CHRISTOPHER BILMES HOVE CROWN COURT

Bilmes, pictured today, pleaded guilty to seven charges of fraud

Source: Susssex News and Pictures

The fraud came to light in October 2017 when the firm stopped trading and the SRA intervened.

Bilmes was also the director of a limited company called Bilmes Organisation Limited, also known as BORG. All employees of the firm received remuneration through BORG.

The SRA investigated Bilmes in 2015, finding breaches of accounts rules stating that client money must be separated from the firm’s money. A shortage of just over £67,000 was found and the SRA gave Bilmes a written rebuke.

Daniel O’Donoghue, prosecuting, told the court the employees who raised concerns with the SRA found the firm was run in a ‘chaotic manner’ and that Bilmes ‘completed no legal work and seemed more concerned with [his] clothing brand Swallows and Daggers’.

He added: ‘The defendant was in complete and total control of the firm’s finances. He was the compliance officer. Only the defendant had access to the bank account.’ Concerns were raised by an employee and when she asked Bilmes for ‘statements, invoices, files or historical accounts…he said: “it is all Greek to me”’.

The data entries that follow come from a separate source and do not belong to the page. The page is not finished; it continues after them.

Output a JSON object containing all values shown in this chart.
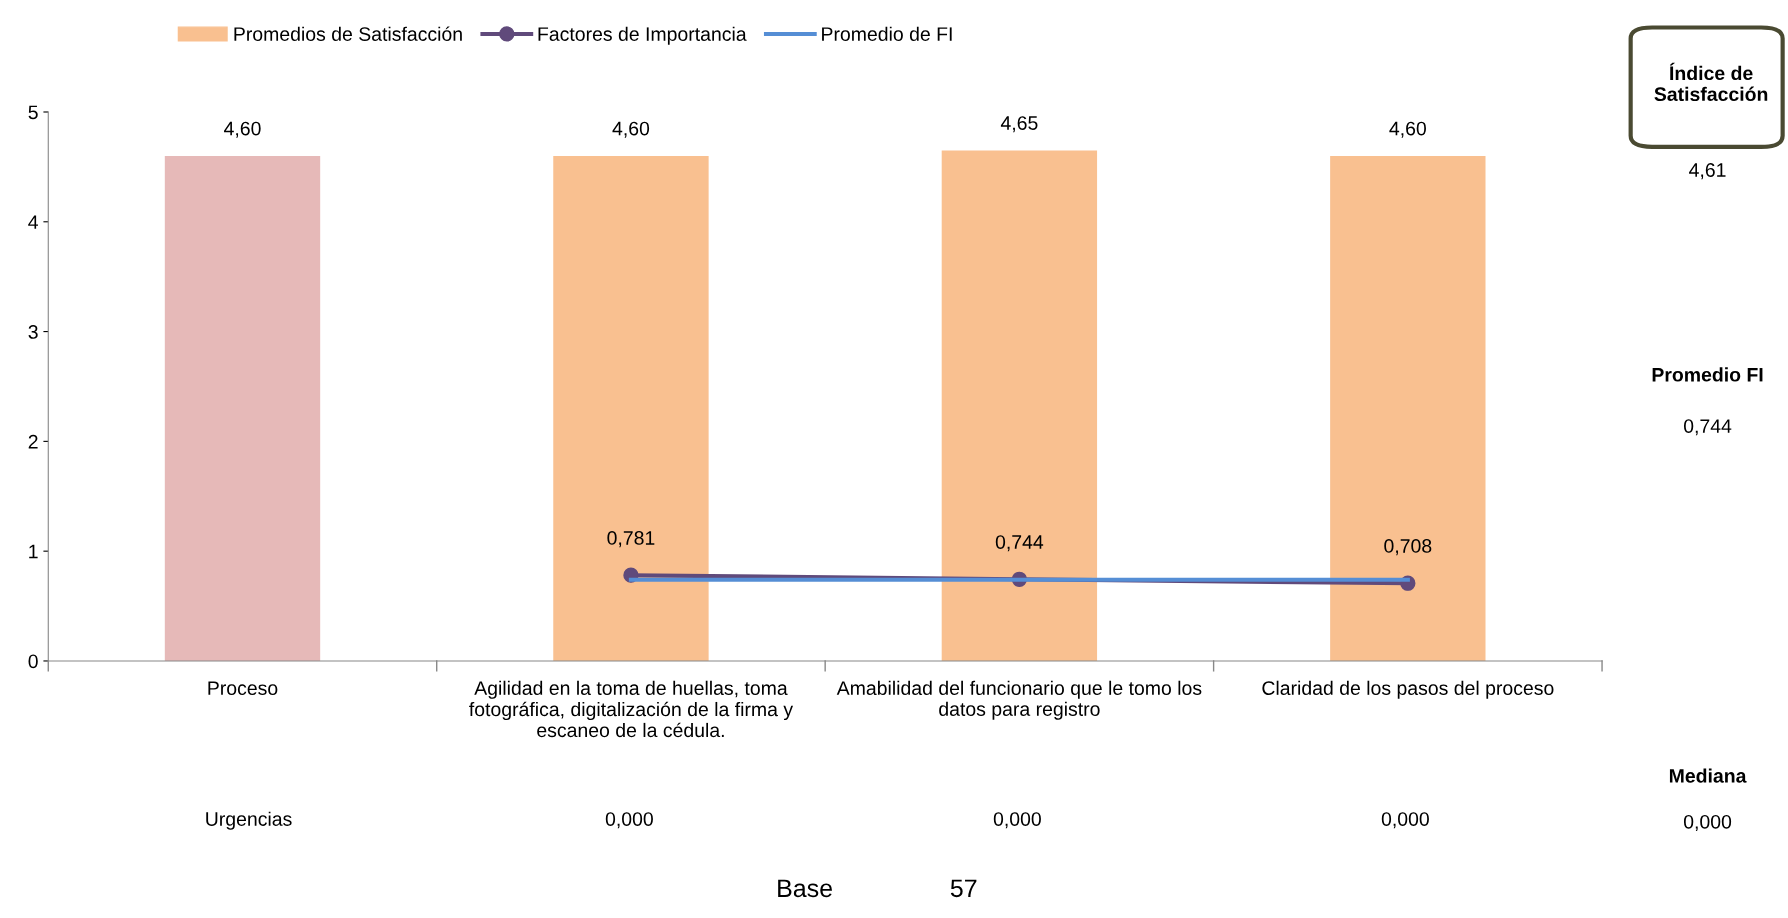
{
  "chart_data": {
    "type": "bar",
    "categories": [
      "Proceso",
      "Agilidad en la toma de huellas, toma fotográfica, digitalización de la firma y escaneo de la cédula.",
      "Amabilidad del funcionario que le tomo los datos para registro",
      "Claridad de los pasos del proceso"
    ],
    "series": [
      {
        "name": "Promedios de Satisfacción",
        "colors": [
          "#e6b9b8",
          "#f9c090",
          "#f9c090",
          "#f9c090"
        ],
        "color": "#f9c090",
        "values": [
          4.6,
          4.6,
          4.65,
          4.6
        ],
        "value_labels": [
          "4,60",
          "4,60",
          "4,65",
          "4,60"
        ]
      },
      {
        "name": "Factores de Importancia",
        "type": "line",
        "color": "#604a7b",
        "marker": "circle",
        "values": [
          null,
          0.781,
          0.744,
          0.708
        ],
        "value_labels": [
          null,
          "0,781",
          "0,744",
          "0,708"
        ]
      },
      {
        "name": "Promedio de FI",
        "type": "line",
        "color": "#558ed5",
        "marker": "none",
        "values": [
          null,
          0.74,
          0.74,
          0.74
        ]
      }
    ],
    "ylim": [
      0,
      5
    ],
    "yticks": [
      0,
      1,
      2,
      3,
      4,
      5
    ],
    "grid": false,
    "legend": "top left",
    "annotations": [
      "Índice de Satisfacción",
      "4,61",
      "Promedio FI",
      "0,744",
      "Mediana",
      "0,000",
      "Urgencias",
      "0,000",
      "0,000",
      "0,000",
      "Base",
      "57"
    ]
  }
}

Eventually the employee was granted access to the account on a read-only basis. She discovered funds would be transferred from the client account into the firm’s office account to the BORG account and all salaries paid from the BORG account.

O’Donoghue added: ‘Within the first few postings it was clear the accounts of almost all the 350 to 400 clients on the books were overdrawn…it meant the money had been spent. It was a fixed fee business…there was no reason for the clients to be overdrawn.

‘He would on most days transfer between £5,000 to £10,000 from the client account to the office account to the BORG account. It covered the defendant's high personal expenditure and was used to fund his other businesses.’

The court was told transfers were made ‘to pay rent in a warehouse…used to hold stock for Swallow and Dagger, trade fairs abroad and [he] would use the BORG account to pay for flights and accommodation’.

One of the people affected by Bilmes' fraud was advised by him to apply for a loan of £45,000 from the litigation finance provider Novitas to help fund her case over a disputed property. Reading from Hanneke Koekkoek’s witness statement, O’Donoghue said: 'I have endured nearly a decade of utter despair and grief and anxiety and for what? The answer is your greed. Such was the extent of your greed that you withheld vital information, misguided my case all to the detriment of our case and the benefit of yourself. The consequences of your greed and dishonesty will stay with us for the rest of our lives.

‘I took it for granted I could put my trust in you. You betrayed that trust in ways I could not imagine. You do not have the right to ever refer to yourself as a solicitor because you never really were one. You are a thief.’

Sean Hammond, defending, told the court at the previous hearing: ‘By the time the firm closed down, in addition to £1.7m owed to the client account, there had been no payment to HMRC in relation to VAT, PI, and rent on the premises had not been paid. Significant loans had been taken out by the company most of which were guaranteed personally by Mr Bilmes. [There were] debts in the region of £3.5m which includes £1.7m in this case. He was seeking to defer the inevitable and the inevitable came crashing down.’

Sentencing Bilmes, Brock said: ‘In my opinion the offending is so serious an immediate term of imprisonment is appropriate.’

He added: 'The SRA compensation scheme paid out 30 successful claims but only four victims are named in charges I am dealing with today. The figure in this case is £1,767,322 for the purpose of this sentencing.'

Bilmes was sentenced to 56 months' imprisonment in relation to charge five - the overarching charge - and to a year's imprisonment for each of the other six charges to run concurrently. 

A confiscation hearing will be held later this year.